The deep learning-based classification and segmentation approaches developed in this study both used ResNet34, enabling the application of a light-weight model for real-time processing in a clinical environment. In general, the number of parameters and the performance of a model tend to be proportional; however, this proportionality was not observed in the ImageNet dataset and other domains such as the chest X-ray dataset37. This trend is qualitatively similar to Guo et al.35 where even ResNet18 was shown to be highly effective enough to recognize a target image. This indicates that there might be no need for large-sized models in the ultrasound classification task, and also it showed similar results (Supplementary Fig. 4). A simple and cost-effective model without additional information presented here was sufficient for the ultrasound image classification task. This result demonstrates the feasibility of the CADx system in a real-time clinical environment.

In this study, we confirmed that the proposed classification approach shows near real-time performance, and for future application in a real clinic environment, two approaches can be considered. The first is embedding the CAD system into the ultrasound device being used, for which a high-performance GPU system would also need to be installed. Another approach is to apply the CAD system to a screen that captures the output from a split channel of the ultrasound monitor. This has the advantage of allowing for simultaneous comparison of the original ultrasound image and the image to which the CAD system has been applied.

In addition, the CADx system showed similar high performance when evaluating test sets acquired from two other ultrasound imaging devices (Venue Go, TE7) and a test set acquired with the same device as the training set (X-Porte). Thus, the CADx system may be applicable to images acquired with many types of ultrasound machines.

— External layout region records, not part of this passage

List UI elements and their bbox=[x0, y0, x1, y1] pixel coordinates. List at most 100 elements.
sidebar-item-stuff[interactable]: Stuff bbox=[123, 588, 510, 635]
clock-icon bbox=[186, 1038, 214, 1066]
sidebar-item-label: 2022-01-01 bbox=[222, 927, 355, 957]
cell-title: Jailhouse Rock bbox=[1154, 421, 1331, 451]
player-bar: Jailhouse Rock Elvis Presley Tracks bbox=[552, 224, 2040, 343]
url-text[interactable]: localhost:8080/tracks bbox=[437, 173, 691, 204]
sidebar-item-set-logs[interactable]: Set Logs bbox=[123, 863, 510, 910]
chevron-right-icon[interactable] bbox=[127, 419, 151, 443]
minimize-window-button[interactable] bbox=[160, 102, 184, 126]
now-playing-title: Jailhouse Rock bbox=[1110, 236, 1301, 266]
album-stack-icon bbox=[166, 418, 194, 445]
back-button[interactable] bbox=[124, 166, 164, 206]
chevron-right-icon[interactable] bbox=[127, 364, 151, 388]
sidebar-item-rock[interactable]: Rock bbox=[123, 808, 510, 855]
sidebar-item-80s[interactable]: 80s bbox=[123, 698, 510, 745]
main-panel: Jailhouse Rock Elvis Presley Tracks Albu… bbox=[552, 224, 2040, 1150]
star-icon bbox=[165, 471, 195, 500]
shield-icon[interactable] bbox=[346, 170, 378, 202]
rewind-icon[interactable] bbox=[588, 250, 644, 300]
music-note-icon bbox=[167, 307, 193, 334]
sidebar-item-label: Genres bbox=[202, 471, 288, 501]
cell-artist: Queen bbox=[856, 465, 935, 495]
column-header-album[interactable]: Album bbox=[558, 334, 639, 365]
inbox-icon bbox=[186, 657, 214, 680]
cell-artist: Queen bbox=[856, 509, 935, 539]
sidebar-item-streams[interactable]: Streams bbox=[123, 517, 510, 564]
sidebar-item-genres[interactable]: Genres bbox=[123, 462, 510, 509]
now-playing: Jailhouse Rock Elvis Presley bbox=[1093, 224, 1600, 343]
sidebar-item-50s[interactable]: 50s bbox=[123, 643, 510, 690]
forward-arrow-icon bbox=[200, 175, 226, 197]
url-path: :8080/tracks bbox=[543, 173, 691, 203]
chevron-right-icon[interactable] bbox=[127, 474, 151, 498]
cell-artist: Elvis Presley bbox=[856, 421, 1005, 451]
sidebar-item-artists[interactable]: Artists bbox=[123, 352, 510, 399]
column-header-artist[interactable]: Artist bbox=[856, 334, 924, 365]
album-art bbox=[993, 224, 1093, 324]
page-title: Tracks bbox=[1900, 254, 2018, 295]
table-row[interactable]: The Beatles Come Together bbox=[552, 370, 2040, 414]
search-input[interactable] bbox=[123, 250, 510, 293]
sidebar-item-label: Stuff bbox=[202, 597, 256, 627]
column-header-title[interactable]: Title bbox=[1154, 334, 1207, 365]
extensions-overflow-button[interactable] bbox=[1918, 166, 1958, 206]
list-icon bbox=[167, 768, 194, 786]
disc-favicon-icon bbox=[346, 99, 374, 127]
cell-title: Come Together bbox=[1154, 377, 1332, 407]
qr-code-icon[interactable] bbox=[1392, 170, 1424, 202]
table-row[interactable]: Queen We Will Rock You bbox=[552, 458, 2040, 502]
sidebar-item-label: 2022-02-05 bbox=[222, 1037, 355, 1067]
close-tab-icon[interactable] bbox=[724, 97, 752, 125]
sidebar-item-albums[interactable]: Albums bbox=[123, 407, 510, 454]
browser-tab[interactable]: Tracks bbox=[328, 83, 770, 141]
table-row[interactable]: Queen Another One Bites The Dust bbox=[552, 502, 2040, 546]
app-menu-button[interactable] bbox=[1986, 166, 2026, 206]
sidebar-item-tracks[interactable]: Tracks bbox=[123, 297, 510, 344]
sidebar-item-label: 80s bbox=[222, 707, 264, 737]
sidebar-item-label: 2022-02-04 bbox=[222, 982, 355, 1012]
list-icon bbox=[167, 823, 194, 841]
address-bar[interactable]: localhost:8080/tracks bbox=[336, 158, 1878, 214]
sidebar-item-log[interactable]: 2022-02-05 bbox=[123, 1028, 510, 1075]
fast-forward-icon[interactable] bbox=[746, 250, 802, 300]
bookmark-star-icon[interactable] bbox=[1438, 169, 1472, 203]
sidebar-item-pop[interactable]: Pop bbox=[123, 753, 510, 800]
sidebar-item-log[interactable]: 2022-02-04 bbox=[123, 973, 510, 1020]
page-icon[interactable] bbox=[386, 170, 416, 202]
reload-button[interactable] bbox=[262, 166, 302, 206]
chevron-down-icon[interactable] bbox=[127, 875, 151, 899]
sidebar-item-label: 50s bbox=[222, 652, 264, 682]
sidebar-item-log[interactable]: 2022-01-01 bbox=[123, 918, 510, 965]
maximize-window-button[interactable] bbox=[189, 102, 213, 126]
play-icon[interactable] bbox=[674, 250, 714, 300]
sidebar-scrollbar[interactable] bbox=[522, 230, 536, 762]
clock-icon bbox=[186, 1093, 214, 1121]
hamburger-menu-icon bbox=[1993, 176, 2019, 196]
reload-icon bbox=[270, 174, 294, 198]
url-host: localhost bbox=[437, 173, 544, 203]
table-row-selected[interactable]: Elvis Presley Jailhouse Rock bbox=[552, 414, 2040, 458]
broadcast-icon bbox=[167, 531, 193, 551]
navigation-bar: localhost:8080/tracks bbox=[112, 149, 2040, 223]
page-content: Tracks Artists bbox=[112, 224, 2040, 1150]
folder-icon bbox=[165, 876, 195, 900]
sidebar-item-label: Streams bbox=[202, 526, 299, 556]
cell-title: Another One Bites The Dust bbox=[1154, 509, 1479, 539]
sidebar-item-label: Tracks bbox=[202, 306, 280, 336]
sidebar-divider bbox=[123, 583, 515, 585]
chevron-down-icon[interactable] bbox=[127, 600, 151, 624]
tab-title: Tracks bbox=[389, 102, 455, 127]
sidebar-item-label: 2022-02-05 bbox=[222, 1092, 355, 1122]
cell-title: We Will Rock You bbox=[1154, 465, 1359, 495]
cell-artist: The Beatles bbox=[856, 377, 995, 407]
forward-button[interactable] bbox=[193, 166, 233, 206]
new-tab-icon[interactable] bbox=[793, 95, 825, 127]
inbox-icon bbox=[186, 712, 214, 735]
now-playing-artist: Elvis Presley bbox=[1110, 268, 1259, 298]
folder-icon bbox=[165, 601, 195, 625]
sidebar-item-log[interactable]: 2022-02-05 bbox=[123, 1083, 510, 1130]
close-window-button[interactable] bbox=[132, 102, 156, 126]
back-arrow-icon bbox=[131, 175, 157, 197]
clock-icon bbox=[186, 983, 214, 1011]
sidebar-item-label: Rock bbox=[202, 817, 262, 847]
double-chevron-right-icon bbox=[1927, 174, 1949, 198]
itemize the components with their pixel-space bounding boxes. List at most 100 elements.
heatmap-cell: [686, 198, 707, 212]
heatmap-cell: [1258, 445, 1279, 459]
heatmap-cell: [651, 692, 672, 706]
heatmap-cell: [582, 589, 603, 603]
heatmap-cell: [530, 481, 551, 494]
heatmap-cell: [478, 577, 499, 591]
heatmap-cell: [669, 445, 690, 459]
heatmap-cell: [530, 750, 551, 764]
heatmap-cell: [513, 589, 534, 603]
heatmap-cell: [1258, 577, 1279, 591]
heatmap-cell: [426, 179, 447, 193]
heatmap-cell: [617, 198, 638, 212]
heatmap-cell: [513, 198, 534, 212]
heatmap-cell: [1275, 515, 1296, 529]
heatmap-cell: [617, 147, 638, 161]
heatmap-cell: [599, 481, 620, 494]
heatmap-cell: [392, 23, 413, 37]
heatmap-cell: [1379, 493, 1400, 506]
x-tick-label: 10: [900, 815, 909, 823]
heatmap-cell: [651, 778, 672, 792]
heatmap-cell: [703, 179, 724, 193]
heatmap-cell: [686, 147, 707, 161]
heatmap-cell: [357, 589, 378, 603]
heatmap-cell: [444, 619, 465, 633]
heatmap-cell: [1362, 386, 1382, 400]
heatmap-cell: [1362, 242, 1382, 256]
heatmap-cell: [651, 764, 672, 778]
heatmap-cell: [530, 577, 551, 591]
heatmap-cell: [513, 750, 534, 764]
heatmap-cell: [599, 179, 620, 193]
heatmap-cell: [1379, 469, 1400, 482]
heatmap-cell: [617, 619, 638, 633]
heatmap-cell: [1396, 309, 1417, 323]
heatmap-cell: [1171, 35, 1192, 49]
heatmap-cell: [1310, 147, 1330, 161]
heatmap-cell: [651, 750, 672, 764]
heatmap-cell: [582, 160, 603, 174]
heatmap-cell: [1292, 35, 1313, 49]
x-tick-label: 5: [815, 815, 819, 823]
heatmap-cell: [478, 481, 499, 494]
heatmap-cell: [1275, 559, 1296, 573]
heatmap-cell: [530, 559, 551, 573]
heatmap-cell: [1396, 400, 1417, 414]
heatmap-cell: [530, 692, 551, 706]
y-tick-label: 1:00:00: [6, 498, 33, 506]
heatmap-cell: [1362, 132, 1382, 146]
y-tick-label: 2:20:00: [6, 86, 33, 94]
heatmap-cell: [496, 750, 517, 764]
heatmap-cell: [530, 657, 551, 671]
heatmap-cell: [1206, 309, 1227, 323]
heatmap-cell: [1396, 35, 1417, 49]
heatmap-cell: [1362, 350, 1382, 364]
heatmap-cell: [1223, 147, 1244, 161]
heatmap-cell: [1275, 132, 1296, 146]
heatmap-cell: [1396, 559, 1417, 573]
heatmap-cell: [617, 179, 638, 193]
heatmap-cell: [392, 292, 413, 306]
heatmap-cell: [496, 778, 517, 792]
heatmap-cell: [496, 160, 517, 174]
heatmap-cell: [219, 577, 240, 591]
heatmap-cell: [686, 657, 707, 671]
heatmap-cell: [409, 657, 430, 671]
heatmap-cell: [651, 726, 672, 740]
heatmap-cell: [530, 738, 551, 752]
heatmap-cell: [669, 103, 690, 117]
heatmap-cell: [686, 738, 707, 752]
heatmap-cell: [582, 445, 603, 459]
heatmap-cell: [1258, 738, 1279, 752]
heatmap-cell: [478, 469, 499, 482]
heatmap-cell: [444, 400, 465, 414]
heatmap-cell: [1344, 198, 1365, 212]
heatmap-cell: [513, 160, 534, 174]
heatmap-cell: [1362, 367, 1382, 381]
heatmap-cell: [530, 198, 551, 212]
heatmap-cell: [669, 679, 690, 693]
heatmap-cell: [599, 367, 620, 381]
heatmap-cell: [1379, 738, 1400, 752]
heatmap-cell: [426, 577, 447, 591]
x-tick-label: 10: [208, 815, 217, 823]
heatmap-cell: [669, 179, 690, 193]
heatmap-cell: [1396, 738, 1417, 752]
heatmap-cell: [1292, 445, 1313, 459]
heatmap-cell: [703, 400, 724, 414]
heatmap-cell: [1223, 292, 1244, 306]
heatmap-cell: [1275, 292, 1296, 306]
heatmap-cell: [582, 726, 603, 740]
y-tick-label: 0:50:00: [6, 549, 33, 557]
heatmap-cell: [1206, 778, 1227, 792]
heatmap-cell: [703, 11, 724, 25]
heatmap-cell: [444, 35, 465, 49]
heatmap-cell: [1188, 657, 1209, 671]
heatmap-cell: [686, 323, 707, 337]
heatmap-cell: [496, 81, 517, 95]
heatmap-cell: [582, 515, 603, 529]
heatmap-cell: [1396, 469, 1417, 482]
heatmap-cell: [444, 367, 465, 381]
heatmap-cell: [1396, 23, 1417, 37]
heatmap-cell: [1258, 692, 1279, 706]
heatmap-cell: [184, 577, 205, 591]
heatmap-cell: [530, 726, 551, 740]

In addition to the cascaded architecture proposed in this study, a model that effectively predicts optimal and non-optimal view segments could potentially be developed using a single architecture through multi-task learning (MTL). However, this approach would require labels for both classification and segmentation, making the labeling process in the preparation of ultrasound video training data burdensome. And also, the optimal view for SCB in this study was defined as where relevant anatomical structures (SA, first rib and BP) are simultaneously observed, they are regarded as quintessential and contain useful information on the optimal view. Therefore, the output of the segmentation network was concatenated with the original ultrasound images to be reused as input to the classification network in cascaded structure.

This study had several limitations. First, since this study is a single centre study and the data were analyzed retrospectively, there may have been selection bias. Multi-center, prospective studies are needed to evaluate the generalizability of the developed model. Second, although the developed CADx systems showed high quality performance, their clinical efficacy has not yet been determined. Although these models have been evaluated using quantitative measures, ​​such as accuracy, f1-score, and fps, it is unclear whether these metrics are associated with clinical efficacy. Thus, real-time clinical application of the CNN model is required to determine whether it improves performance outcomes. Finally, the segmentation approach did not measure the dice coefficient for the test set, as the objective of this study was to distinguish between optimal and non-optimal views for ultrasound-guided SCB, so only the classification performance was evaluated quantitatively.

In conclusion, this study described the development of CADx systems, using both classification and segmentation approaches, which could optimally detect corner pocket images for complete SCB. Both approaches showed high performance in detecting optimal views and functioned well in real-time settings. This proposed method may be applicable to various anatomical structures14 and to systems of tracking nerves along their courses and selective trunk identification38,39.